Ist es als Anfänger sinnvoll, vorab einen Freeridekurs zu besuchen?

In jedem Fall! Zwar bringt es schon einmal viel, zusammen mit geübten Freunden die ersten Schritte ins Abseits zu wagen – viel besser ist es jedoch, sich selbst im Rahmen eines Kurses auf die Gefahren und Herausforderungen im Gelände vorzubereiten. Im Kurs trainierst und übst Du unter professioneller Anleitung den korrekten Umgang mit der eigenen Notfallausrüstung (LVS, Schaufel, Pieps,…). Du  erlernst zudem die Planung einer Tiefschnee-Tour. Die Kursinhalte erstrecken sich von der Interpretation eines Lawinenlageberichts über die taktische Spuranlage, dem Erkennen von Gefahrenstellen im Gelände bis zu souveränem Verhalten am Berg.
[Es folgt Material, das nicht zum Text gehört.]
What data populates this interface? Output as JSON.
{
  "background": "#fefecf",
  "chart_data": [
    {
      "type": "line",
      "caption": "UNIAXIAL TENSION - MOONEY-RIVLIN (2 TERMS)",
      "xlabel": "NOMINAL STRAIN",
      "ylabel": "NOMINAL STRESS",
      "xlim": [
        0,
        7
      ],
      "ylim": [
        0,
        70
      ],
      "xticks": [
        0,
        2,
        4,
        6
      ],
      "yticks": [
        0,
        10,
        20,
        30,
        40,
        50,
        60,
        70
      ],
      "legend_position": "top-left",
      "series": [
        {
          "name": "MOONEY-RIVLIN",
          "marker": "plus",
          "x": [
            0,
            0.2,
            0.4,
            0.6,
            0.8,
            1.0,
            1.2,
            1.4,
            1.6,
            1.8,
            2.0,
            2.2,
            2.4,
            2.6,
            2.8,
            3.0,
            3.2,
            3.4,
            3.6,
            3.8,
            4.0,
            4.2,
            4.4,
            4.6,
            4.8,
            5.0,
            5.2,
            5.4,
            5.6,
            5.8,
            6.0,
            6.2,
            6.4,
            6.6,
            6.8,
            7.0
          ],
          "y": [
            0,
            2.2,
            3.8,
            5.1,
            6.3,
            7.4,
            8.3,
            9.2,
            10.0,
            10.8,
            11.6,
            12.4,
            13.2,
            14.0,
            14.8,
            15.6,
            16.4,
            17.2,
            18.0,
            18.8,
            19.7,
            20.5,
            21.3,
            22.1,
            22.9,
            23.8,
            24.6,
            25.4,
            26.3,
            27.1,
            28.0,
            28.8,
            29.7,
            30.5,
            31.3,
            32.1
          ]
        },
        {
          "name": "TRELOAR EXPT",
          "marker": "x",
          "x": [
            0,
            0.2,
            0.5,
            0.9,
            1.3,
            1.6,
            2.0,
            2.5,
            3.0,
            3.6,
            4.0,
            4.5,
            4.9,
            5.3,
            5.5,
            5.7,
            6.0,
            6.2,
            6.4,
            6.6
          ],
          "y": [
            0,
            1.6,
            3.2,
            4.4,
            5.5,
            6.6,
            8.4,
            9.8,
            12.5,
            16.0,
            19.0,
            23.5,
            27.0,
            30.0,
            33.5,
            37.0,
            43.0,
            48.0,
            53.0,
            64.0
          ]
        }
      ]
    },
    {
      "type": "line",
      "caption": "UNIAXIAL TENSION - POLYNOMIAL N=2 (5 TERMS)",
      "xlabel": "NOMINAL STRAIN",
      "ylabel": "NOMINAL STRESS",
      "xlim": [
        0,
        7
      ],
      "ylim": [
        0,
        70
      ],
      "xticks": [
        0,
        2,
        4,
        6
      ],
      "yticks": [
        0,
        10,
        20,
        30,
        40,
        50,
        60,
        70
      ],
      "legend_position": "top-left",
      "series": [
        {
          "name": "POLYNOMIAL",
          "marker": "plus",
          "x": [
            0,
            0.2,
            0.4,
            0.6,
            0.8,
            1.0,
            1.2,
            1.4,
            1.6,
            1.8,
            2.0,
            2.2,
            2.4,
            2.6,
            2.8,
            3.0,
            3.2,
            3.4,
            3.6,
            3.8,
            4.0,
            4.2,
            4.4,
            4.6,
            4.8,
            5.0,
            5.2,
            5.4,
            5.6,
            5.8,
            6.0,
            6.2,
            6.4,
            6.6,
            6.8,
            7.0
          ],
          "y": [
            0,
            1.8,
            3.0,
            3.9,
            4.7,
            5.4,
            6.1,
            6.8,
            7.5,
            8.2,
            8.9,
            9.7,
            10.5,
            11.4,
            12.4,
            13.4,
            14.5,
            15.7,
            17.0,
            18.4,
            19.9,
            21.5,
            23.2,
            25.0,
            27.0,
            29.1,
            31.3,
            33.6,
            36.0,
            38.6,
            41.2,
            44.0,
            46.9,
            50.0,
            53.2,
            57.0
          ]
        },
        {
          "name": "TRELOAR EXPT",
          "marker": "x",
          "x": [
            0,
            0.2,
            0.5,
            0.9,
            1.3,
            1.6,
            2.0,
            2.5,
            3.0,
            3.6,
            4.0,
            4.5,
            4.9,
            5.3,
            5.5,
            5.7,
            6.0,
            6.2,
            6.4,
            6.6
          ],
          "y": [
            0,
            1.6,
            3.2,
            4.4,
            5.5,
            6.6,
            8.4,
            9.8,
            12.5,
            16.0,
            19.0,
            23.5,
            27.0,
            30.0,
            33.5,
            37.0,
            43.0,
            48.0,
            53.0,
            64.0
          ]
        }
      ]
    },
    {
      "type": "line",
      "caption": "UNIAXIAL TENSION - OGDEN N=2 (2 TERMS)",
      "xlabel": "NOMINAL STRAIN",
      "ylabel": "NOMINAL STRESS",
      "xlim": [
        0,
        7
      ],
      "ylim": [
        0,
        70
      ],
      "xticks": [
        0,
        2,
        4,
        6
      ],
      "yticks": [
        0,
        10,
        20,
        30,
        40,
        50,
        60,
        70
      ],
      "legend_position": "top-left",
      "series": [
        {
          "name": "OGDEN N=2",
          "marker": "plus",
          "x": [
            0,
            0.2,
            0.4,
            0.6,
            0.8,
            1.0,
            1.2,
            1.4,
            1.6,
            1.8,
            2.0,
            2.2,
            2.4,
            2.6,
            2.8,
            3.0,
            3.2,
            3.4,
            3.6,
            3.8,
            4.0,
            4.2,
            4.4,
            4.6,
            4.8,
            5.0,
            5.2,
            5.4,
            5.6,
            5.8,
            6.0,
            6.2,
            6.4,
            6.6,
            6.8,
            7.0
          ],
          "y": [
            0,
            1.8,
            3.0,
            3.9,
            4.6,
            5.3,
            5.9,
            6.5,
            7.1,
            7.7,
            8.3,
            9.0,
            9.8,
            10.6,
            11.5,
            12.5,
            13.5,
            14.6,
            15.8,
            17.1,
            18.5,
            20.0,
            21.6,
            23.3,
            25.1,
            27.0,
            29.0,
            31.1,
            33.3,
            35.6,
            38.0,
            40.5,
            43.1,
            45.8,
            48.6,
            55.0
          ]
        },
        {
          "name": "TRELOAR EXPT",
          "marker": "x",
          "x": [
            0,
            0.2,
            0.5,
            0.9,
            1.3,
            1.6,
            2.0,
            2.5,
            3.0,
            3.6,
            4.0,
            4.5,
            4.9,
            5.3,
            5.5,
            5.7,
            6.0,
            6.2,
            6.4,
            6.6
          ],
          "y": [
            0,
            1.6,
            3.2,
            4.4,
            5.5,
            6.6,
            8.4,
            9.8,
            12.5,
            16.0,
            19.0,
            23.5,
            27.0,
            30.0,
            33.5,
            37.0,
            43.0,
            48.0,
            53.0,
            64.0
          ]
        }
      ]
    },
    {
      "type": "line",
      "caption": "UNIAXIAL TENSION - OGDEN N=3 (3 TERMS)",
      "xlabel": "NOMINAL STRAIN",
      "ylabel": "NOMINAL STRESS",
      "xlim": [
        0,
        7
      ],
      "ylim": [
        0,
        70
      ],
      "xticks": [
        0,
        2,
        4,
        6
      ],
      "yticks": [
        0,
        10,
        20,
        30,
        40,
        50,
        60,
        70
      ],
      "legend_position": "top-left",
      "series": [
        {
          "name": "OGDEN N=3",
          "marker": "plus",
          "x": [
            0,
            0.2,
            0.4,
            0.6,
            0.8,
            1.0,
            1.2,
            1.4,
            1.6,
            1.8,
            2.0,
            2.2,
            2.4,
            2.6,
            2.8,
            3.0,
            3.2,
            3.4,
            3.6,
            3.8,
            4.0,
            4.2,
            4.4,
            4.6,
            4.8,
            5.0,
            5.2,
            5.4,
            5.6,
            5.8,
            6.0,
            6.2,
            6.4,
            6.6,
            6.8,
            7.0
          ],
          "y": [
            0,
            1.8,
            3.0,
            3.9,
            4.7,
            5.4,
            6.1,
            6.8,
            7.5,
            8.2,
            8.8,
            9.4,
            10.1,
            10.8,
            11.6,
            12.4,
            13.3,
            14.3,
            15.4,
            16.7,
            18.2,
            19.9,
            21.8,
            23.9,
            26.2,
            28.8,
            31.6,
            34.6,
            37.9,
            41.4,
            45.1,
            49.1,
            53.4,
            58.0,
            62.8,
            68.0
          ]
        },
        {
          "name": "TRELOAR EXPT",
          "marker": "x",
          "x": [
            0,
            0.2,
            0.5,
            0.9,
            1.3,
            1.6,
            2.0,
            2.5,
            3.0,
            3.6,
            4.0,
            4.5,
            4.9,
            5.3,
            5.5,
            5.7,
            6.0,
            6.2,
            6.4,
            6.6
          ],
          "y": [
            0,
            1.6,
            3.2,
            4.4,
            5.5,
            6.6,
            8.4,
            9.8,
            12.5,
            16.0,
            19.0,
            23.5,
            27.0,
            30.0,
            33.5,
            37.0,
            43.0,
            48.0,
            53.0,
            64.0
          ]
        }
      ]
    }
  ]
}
Gerade für Einsteiger ist ein Kurs die optimale Möglichkeit, alles Wichtige über das Freeriden zu erfahren und – ein nicht unwichtiger Punkt – neue Skifreunde kennenzulernen.

Abschließend wünschen wir allen Anfängern bei ihren ersten Freeride-Ausflügen viel Spaß und eine unfallfreie Saison!